Here is the resulting display:

Here we used the default of a single panel per page. While we can increase the grid size and make comparisons across counties, we are mainly interested in what is going on within each county. Because of this, we also did not fix the axes of every panel to have the same limits. Generally, you will want to do this as it makes comparisons across panels much more meaningful.

By simply paging through the panels, which by default are not very meaningfully sorted alphabetically by county and then state, we begin to get a feel for the data. The first 3 panels exhibit quite a bit of variation, while the fourth, Ada County, ID appears to be much more smooth, with a pronounced drop and rise in home prices over the course of the decade. We will see this kind of pattern in many other counties. Simply mindlessly paging has already given us some insights. Continuing on, we see Adams County, CO exhibiting a slight decrease in list price followed by a sharp incline from 2012 onward in what looks like about a 50% jump over 4 years.

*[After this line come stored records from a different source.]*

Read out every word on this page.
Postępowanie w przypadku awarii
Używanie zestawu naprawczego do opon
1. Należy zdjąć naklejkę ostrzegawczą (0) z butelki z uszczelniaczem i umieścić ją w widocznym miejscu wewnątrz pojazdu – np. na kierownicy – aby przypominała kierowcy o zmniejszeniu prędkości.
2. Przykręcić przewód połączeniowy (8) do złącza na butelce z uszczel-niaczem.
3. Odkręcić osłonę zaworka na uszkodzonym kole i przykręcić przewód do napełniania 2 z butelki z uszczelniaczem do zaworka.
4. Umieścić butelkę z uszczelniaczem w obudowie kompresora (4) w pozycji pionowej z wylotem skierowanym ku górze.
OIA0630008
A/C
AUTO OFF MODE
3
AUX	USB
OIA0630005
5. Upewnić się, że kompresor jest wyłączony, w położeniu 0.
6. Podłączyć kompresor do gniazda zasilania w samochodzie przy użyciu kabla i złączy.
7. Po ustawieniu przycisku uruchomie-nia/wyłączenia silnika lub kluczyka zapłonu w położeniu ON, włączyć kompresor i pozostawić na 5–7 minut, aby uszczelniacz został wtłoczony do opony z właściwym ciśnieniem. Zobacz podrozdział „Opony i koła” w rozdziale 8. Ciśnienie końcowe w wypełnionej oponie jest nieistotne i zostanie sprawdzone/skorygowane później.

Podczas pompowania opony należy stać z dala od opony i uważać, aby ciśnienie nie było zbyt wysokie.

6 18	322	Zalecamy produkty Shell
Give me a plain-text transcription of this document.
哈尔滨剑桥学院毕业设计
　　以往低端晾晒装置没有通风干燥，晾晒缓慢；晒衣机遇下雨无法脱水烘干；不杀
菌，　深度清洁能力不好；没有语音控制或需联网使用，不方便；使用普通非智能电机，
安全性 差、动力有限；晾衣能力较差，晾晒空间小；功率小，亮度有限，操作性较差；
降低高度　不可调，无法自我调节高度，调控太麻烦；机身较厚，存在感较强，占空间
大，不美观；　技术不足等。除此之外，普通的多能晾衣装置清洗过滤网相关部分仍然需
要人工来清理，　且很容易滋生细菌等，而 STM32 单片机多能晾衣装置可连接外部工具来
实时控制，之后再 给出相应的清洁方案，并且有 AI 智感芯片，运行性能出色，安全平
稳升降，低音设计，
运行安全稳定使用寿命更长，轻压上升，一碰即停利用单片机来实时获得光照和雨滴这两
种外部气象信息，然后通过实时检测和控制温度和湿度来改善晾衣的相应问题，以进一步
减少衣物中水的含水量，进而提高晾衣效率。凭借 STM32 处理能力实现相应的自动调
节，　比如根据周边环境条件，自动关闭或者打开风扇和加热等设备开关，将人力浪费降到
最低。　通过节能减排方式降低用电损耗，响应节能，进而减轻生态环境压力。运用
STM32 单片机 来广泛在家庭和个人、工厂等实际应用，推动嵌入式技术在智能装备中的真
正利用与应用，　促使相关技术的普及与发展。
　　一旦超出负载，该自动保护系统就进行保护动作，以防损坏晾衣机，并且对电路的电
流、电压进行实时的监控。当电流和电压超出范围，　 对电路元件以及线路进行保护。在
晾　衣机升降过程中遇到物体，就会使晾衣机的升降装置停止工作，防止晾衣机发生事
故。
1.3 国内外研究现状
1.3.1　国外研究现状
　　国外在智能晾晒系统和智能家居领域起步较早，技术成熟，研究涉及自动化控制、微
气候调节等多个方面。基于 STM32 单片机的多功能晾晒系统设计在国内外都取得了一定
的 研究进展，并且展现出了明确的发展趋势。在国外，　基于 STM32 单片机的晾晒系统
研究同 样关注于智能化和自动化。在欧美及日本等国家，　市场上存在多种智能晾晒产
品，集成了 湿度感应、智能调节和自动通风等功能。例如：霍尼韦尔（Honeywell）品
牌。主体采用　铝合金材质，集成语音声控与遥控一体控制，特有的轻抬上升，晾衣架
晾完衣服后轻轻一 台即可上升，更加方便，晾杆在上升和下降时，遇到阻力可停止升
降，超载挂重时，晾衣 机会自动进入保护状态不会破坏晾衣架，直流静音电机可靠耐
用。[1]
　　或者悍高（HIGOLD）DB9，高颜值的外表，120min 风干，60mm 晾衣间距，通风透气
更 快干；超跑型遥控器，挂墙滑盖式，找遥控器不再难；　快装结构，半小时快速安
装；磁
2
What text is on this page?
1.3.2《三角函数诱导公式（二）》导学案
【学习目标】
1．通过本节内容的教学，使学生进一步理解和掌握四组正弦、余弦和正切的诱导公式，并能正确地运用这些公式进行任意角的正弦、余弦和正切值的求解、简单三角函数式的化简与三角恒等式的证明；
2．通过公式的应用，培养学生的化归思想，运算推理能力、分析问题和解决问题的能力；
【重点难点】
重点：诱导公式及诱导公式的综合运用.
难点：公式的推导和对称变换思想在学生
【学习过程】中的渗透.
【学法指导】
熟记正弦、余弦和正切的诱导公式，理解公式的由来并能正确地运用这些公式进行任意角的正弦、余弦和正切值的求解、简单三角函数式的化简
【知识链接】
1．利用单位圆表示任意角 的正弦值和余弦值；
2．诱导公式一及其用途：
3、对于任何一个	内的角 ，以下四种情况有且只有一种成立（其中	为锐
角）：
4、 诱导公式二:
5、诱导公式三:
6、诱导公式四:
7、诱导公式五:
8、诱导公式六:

Certainly not all counties are the same when it comes to their home price history or whether or not they were effected by the housing crisis.

If you keep looking through you will see some counties with truly bizarre patterns that in some cases call data integrity into question (notice how several counties have a severe change point between July and August 2011, for example).

It is also fun to use this display to investigate the trend of home prices around where you live. You can do a regex filter on your county’s name or simply filter on your state and look at all the counties arranged by price or slope.

Another interesting way to look at the dislays is sorted on the slope, while filtering out counties that have a small number of observations. In which counties is real estate booming / busting?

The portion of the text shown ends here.